Parole, Ireland.Countersign, Hartford.
When any plunder is taken from the Enemy (not excepted by the Continental Articles of war) such plunder must be all surrender’d to the Commanding Officer, and as soon as convenient after his arrival at Head Quarters, public Notice must be made, that an Auction will be held in the front of the Encampment for the sale thereof the next day at noon, and the money arising therefrom, is to be equally divided between the Officers and Men, that took it. This Order is not to be construed to extend, to permitting unlawfull and irregular plundering; as any Officer, or Soldier, who shall be found guilty thereof, will be punished with the greatest severity.1
All the Armourers, belonging to any of the regiments in the three Brigades, posted in the Lines, or in Cambridge, and those employed in the Artillery; to be at Head Quarters by eight OClock, to morrow morning, and none will be entitled to any pay hereafter, who does not attend at that time.

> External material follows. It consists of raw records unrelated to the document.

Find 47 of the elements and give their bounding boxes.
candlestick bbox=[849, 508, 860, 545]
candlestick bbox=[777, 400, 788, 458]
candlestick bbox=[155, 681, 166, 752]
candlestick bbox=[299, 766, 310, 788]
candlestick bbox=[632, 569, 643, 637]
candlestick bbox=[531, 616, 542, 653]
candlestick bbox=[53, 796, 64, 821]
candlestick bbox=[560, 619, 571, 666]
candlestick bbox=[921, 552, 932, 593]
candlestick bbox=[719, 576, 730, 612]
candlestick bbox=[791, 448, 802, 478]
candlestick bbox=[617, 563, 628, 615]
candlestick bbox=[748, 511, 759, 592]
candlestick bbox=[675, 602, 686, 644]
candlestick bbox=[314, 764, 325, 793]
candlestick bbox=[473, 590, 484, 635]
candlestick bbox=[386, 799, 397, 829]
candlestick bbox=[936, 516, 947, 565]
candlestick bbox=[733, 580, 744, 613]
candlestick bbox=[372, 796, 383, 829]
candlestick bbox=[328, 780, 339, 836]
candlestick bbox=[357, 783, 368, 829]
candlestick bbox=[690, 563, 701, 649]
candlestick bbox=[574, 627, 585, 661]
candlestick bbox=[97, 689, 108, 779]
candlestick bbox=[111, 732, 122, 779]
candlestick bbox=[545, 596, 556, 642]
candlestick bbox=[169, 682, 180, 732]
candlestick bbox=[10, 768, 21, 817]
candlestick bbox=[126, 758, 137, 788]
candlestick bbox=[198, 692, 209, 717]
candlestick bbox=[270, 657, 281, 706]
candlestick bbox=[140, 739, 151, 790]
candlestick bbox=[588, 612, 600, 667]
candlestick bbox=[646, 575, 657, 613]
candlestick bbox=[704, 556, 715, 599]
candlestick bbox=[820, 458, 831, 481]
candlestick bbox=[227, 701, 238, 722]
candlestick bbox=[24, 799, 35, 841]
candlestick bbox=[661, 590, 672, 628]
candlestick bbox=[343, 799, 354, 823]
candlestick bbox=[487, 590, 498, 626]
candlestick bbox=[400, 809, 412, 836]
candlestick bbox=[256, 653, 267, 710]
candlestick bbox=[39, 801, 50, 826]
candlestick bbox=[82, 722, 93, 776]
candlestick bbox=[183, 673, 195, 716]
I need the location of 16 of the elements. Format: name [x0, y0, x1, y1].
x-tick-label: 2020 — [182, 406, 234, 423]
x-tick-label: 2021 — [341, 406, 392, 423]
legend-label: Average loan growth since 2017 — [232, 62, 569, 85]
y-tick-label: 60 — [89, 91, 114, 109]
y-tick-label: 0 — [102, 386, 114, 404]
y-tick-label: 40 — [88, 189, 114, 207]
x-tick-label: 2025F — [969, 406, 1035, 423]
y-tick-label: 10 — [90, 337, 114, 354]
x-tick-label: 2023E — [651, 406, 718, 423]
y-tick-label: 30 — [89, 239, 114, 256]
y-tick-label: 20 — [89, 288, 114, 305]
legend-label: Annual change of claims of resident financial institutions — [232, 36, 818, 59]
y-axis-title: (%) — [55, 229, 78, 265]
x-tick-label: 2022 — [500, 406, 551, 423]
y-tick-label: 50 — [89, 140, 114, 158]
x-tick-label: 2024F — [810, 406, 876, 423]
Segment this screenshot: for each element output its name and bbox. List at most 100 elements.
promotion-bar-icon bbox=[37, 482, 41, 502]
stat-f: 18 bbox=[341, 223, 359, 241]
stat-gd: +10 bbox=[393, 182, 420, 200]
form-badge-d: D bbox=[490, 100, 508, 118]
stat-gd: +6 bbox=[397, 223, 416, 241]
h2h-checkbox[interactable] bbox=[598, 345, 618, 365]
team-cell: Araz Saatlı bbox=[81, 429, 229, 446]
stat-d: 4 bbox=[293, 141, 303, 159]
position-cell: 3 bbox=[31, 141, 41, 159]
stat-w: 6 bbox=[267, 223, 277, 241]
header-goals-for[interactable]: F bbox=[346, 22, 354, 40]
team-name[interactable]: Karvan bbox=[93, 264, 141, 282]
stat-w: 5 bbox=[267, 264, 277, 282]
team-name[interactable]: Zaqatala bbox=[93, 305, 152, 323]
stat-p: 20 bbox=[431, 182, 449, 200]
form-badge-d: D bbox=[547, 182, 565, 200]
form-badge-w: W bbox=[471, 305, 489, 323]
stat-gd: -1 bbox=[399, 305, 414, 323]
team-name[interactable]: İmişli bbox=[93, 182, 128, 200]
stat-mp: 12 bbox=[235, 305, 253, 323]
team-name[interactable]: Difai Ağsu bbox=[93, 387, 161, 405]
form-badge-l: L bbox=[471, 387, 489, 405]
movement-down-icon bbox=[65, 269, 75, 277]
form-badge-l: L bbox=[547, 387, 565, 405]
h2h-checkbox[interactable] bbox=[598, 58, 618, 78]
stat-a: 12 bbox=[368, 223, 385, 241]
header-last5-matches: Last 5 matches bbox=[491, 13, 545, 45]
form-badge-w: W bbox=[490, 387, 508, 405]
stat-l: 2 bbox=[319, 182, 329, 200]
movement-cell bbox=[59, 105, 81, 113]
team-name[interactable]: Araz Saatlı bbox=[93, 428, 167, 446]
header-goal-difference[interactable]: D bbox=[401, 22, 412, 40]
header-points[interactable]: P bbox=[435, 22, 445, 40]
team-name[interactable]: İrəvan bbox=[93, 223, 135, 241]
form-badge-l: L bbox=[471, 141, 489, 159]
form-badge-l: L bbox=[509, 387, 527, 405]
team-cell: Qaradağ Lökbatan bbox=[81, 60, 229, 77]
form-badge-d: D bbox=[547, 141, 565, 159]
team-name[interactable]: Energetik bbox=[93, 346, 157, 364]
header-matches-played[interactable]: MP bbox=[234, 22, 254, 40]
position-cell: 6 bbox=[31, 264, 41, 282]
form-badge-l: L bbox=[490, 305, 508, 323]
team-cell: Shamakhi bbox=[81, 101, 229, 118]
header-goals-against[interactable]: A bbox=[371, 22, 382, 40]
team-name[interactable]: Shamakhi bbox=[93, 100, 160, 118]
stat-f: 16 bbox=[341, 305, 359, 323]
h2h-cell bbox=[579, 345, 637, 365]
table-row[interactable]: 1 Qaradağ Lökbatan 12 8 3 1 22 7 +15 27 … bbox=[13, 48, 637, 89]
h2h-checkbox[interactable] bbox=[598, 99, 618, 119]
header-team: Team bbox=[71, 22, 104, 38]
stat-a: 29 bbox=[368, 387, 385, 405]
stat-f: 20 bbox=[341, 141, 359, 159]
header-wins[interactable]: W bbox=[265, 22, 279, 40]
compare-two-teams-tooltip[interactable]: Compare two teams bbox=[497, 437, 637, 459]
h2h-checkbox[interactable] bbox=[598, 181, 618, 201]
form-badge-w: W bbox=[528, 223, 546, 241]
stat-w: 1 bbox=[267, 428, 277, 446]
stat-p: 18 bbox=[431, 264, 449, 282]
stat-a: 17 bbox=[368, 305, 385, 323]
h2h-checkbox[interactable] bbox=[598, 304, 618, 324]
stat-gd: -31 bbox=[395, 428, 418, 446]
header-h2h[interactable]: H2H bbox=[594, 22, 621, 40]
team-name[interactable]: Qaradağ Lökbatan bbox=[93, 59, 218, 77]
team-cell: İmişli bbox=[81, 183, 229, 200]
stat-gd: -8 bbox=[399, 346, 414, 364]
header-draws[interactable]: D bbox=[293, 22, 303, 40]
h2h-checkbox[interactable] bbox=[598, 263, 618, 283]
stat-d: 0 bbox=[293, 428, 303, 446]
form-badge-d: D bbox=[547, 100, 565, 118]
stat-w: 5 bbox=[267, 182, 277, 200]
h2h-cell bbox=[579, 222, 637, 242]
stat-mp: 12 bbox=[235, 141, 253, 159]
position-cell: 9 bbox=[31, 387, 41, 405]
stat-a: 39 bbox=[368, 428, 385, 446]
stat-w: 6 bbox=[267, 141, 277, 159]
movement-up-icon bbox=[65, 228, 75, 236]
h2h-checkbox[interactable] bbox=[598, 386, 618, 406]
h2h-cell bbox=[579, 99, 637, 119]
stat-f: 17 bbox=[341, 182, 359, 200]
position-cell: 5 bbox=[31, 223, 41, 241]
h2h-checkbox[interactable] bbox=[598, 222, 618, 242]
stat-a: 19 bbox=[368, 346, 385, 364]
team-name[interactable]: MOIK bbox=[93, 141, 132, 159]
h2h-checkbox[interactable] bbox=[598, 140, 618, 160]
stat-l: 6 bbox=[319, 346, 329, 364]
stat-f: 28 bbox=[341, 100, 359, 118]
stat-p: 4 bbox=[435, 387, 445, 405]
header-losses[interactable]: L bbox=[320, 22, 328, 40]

Varick transcript, DLC:GW.
1. The Continental articles of war stipulate in article 29 that “all public stores taken in the enemy’s camp or magazines, whether of artillery, ammunition, cloathing, or provisions, shall be secured for the use of the United Colonies.” Article 30 adds that “if any officer or soldier shall leave his post or colours, in time of an engagement, to go in search of plunder, he shall, upon being convicted thereof before a general court-martial, suffer such punishment as by the said court-martial shall be ordered” (JCC description begins Worthington Chauncey Ford et al., eds. Journals of the Continental Congress, 1774-1789. 34 vols. Washington, D.C., 1904–37. description ends , 2:116).